Deleuze no es un filósofo al uso que reparta en áreas autónomas e incomunicadas lo estético, lo social, o el conocimiento, y ello porque su designio es preguntarse sobre el devenir de la vida, sobre lo que esclaviza a los hombres, scientia mirabilis. La filosofía de Deleuze es acaso, como el propio autor señaló en su estudio sobre el cine la imagen-tiempo (Minuit, 1985, ed. Española: Paidós, 1994) teoría de los conceptos que suscitan el arte, que son también sin duda los que suscitan y provocan el pensamiento mismo. Si como afirmó Foucault pensar es azar, teatro, y perversión, entonces, en trance alrededor de la hoguera, un golpe hace resonar ese concepto fortuito que revierte la escena familiar, y entonces surge el pensar y la inspiración desde donde cabe esperar una obra digna de admirar. Y es esa chispa fulgurante la que hace a Deleuze ensamblar el devenir del río de Heráclito con la esfera del ser parmenídeo, bodas contra natura, o tratar de tender puentes entre las soledades de Spinoza y Nietzsche, siguiendo la delgadísima línea que serpentea entre el exceso de la razón y el defecto de la irracionalidad vital.
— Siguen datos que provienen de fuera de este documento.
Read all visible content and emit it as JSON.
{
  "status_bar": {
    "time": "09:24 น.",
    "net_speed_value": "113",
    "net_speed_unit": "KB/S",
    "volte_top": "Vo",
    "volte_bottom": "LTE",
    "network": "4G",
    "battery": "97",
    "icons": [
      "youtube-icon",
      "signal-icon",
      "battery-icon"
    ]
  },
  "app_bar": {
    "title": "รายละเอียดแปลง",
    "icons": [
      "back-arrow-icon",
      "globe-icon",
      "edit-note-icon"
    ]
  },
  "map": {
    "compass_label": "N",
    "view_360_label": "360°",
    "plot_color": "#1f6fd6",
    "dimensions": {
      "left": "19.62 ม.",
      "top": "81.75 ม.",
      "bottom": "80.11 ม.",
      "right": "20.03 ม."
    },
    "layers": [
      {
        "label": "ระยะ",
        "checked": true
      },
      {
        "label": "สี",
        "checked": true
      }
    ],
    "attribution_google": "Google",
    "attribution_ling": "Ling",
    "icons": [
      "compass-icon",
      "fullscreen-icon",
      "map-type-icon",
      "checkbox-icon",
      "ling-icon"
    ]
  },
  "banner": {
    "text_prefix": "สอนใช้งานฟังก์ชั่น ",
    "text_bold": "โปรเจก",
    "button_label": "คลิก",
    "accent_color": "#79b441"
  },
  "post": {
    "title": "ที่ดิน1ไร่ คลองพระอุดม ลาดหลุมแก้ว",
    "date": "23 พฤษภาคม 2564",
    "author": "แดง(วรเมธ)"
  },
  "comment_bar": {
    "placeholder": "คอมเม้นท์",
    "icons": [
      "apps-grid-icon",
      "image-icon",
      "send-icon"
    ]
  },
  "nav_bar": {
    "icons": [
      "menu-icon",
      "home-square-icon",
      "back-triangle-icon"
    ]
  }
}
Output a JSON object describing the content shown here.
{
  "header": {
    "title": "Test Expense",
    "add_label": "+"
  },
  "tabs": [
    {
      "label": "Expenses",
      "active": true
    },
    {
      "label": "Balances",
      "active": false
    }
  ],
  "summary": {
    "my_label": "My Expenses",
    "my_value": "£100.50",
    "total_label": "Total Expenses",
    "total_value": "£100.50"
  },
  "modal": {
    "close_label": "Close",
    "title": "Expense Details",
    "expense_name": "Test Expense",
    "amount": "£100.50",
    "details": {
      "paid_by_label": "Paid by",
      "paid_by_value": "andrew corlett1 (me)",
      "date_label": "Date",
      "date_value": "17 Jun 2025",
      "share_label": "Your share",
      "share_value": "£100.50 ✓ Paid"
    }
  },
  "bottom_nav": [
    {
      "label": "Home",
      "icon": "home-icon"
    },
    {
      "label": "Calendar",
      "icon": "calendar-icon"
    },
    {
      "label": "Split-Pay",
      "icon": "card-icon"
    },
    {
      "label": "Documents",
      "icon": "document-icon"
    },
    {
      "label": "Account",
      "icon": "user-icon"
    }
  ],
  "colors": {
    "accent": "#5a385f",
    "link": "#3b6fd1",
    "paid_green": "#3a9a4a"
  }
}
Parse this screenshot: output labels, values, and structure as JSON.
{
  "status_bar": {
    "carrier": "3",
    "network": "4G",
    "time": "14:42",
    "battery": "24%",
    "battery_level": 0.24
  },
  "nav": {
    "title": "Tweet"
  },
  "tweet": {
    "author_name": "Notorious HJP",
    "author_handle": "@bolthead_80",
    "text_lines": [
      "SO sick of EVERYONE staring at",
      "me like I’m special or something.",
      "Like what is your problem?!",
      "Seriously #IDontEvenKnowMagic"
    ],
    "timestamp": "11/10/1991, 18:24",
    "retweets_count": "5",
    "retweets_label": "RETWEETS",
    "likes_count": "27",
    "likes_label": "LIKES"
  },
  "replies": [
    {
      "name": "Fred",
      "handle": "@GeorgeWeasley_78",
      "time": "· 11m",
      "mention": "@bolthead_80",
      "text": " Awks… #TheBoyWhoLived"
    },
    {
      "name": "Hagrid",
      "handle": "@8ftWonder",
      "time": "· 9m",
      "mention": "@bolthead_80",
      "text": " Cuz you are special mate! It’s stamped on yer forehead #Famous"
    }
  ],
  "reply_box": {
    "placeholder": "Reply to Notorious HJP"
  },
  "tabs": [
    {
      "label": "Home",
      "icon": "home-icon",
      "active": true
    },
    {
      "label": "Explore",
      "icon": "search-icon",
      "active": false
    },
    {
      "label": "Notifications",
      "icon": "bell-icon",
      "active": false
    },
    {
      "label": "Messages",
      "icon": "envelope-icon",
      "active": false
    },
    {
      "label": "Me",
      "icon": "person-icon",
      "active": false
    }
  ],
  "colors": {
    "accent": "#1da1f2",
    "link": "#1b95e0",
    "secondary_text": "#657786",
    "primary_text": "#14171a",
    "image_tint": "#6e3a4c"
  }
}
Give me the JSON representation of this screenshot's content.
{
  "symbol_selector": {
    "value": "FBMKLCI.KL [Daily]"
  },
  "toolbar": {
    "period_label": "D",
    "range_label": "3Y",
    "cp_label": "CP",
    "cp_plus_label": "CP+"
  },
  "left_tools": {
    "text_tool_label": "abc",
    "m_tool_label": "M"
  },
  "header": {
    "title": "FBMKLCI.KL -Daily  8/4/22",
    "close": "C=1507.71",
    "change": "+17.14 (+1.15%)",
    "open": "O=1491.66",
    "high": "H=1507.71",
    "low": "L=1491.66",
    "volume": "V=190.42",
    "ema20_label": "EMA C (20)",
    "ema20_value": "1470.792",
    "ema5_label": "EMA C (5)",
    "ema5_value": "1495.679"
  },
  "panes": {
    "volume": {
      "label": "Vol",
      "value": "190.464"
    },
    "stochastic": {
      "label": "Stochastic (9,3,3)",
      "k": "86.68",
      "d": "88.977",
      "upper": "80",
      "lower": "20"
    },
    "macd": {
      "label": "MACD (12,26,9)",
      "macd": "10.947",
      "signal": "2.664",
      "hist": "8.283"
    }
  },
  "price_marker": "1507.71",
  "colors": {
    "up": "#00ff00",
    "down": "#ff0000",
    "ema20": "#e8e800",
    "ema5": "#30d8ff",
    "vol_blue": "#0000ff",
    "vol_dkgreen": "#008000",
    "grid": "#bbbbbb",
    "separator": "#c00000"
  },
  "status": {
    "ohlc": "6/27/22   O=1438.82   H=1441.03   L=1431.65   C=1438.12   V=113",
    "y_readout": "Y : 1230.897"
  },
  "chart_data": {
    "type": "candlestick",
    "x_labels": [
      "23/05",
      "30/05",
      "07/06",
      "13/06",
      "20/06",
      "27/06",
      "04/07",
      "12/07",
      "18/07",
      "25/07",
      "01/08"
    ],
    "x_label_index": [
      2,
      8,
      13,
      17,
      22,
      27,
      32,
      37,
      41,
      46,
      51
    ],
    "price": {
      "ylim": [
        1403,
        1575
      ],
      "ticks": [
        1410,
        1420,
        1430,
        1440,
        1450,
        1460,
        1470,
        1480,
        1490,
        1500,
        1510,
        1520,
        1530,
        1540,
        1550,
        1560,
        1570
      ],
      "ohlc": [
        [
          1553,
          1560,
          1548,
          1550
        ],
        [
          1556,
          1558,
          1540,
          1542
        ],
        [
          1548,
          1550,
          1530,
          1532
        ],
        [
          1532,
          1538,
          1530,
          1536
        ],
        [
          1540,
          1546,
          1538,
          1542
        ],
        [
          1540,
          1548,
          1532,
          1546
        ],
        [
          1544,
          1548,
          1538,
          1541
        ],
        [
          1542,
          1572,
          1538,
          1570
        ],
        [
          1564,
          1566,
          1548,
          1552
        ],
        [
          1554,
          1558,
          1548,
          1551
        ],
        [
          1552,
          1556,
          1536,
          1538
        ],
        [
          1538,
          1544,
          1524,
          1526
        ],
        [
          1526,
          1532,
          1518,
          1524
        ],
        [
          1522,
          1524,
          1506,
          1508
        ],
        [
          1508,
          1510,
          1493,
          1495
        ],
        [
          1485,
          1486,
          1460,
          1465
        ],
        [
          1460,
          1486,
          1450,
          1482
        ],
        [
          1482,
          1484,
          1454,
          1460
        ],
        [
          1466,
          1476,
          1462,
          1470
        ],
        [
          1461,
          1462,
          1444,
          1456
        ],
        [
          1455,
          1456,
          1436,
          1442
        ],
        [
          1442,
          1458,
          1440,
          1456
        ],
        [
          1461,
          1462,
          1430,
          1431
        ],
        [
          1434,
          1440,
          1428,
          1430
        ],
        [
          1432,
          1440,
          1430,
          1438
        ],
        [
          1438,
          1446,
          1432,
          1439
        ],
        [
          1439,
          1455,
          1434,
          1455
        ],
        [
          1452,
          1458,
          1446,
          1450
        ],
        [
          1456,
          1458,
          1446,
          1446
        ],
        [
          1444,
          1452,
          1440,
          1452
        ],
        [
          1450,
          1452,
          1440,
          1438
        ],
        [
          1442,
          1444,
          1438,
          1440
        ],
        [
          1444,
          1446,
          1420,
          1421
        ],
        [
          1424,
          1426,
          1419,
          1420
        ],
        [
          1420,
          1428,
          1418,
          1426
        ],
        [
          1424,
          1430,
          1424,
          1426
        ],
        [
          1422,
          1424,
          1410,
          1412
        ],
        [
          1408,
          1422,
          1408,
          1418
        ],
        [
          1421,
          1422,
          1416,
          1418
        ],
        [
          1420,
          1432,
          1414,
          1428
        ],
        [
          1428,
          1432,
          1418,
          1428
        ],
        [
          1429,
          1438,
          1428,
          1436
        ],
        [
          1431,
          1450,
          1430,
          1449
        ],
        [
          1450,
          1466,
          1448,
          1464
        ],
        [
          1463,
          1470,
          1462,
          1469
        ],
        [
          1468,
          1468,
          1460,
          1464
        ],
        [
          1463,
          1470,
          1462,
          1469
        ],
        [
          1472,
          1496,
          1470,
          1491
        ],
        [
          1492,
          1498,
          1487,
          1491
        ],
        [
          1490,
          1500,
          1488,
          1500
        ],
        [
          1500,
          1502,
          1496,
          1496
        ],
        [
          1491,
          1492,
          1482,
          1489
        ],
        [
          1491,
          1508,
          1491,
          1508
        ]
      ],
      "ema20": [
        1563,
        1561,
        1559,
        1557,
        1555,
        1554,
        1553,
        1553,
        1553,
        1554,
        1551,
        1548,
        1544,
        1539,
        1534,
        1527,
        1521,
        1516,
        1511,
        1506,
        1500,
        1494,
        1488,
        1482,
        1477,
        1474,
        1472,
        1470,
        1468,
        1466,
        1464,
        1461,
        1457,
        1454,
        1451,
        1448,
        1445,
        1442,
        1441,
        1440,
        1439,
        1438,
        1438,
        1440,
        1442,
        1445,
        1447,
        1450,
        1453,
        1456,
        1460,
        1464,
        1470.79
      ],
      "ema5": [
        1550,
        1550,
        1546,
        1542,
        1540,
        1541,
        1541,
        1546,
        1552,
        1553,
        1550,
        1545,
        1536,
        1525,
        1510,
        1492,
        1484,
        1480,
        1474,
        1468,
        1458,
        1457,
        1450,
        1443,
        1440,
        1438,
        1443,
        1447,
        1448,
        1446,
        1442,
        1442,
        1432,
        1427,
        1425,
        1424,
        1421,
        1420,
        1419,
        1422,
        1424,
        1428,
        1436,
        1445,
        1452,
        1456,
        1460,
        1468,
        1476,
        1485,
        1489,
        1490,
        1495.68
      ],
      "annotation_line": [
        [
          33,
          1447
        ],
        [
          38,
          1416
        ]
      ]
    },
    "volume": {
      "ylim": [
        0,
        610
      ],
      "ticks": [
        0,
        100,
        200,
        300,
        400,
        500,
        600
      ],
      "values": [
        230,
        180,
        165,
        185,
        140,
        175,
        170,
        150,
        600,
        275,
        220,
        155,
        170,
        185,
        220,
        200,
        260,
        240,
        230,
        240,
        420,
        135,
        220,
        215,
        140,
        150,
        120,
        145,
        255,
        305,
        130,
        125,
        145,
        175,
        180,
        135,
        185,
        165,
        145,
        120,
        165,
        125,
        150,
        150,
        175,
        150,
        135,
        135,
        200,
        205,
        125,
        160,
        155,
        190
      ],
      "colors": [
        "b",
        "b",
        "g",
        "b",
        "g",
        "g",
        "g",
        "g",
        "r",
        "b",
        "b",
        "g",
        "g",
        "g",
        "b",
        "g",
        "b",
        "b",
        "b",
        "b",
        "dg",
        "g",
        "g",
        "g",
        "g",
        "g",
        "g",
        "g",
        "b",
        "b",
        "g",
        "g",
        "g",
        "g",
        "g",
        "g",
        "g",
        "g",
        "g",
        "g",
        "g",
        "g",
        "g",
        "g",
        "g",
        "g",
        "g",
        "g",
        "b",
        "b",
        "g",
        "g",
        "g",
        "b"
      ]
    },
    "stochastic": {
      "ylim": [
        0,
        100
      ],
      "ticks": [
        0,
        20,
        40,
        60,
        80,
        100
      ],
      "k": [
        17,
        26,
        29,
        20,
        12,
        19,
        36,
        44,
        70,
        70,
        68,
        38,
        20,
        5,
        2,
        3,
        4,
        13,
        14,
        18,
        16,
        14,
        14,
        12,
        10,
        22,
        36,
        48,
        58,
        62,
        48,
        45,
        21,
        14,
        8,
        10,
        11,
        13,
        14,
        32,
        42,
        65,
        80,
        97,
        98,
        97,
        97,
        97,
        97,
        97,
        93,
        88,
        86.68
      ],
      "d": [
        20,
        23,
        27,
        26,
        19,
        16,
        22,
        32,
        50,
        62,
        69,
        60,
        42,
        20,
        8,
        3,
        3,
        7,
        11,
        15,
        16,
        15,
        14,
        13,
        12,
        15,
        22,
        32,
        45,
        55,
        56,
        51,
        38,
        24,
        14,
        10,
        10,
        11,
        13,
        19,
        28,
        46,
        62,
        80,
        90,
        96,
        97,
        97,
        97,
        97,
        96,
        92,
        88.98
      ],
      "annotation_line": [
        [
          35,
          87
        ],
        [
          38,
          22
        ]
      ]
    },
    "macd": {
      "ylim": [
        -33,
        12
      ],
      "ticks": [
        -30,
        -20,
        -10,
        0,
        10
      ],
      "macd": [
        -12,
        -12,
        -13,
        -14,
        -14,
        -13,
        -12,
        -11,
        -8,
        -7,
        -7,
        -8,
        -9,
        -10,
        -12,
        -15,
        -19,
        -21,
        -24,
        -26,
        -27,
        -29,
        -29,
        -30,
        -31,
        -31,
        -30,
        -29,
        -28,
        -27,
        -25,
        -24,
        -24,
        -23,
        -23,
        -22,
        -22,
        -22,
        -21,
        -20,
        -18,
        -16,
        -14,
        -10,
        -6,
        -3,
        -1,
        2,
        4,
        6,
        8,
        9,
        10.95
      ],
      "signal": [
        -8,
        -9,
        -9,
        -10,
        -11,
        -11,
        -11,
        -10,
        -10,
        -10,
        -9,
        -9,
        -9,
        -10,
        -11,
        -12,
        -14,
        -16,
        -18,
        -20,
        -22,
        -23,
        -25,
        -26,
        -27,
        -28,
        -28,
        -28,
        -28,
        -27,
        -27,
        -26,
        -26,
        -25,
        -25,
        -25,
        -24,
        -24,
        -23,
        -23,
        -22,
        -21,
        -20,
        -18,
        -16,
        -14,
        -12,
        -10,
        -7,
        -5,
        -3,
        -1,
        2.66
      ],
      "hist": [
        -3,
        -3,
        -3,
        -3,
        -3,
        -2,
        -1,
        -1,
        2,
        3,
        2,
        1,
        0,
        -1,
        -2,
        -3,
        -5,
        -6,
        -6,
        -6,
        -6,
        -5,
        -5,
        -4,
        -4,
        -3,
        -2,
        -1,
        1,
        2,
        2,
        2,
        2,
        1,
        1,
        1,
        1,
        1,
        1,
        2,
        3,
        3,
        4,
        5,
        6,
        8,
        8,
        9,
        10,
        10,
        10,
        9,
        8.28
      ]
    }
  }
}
Siempre creyó que sólo le faltaba al ser spinozista que girara con todos sus modos a través del eterno retorno nietzscheano para que así una escritura impersonal surgiera, dejándose invadir por lo esencial, y así bajo la furia de los hegelianos y sus tristes epígonos impartir esta lección nómada, el deseo de ser múltiple y otro, de no encerrar al hombre en lo triste y en lo conocido. Todas estas lecciones serán válidas para el siglo que olvidó las falsas transformaciones de la dialéctica, aunque quizás haya perdido también el hilo de Ariadna que conduce al centro del laberinto, frente a frente a los ojos del minotauro. Encontrar ese hilo sería el lema del siglo que se ha de repetir durante años, un hilo que nos empuja hacia delante y nos enfrenta a nosotros mismos con nuestro desconocido devenir. Seremos más fuertes si somos capaces de transformarnos en otra cosa, igual que Deleuze, en el eterno retorno de unas tesis que ya son de todos, que ya forman parte del andamiaje de nuestra cultura.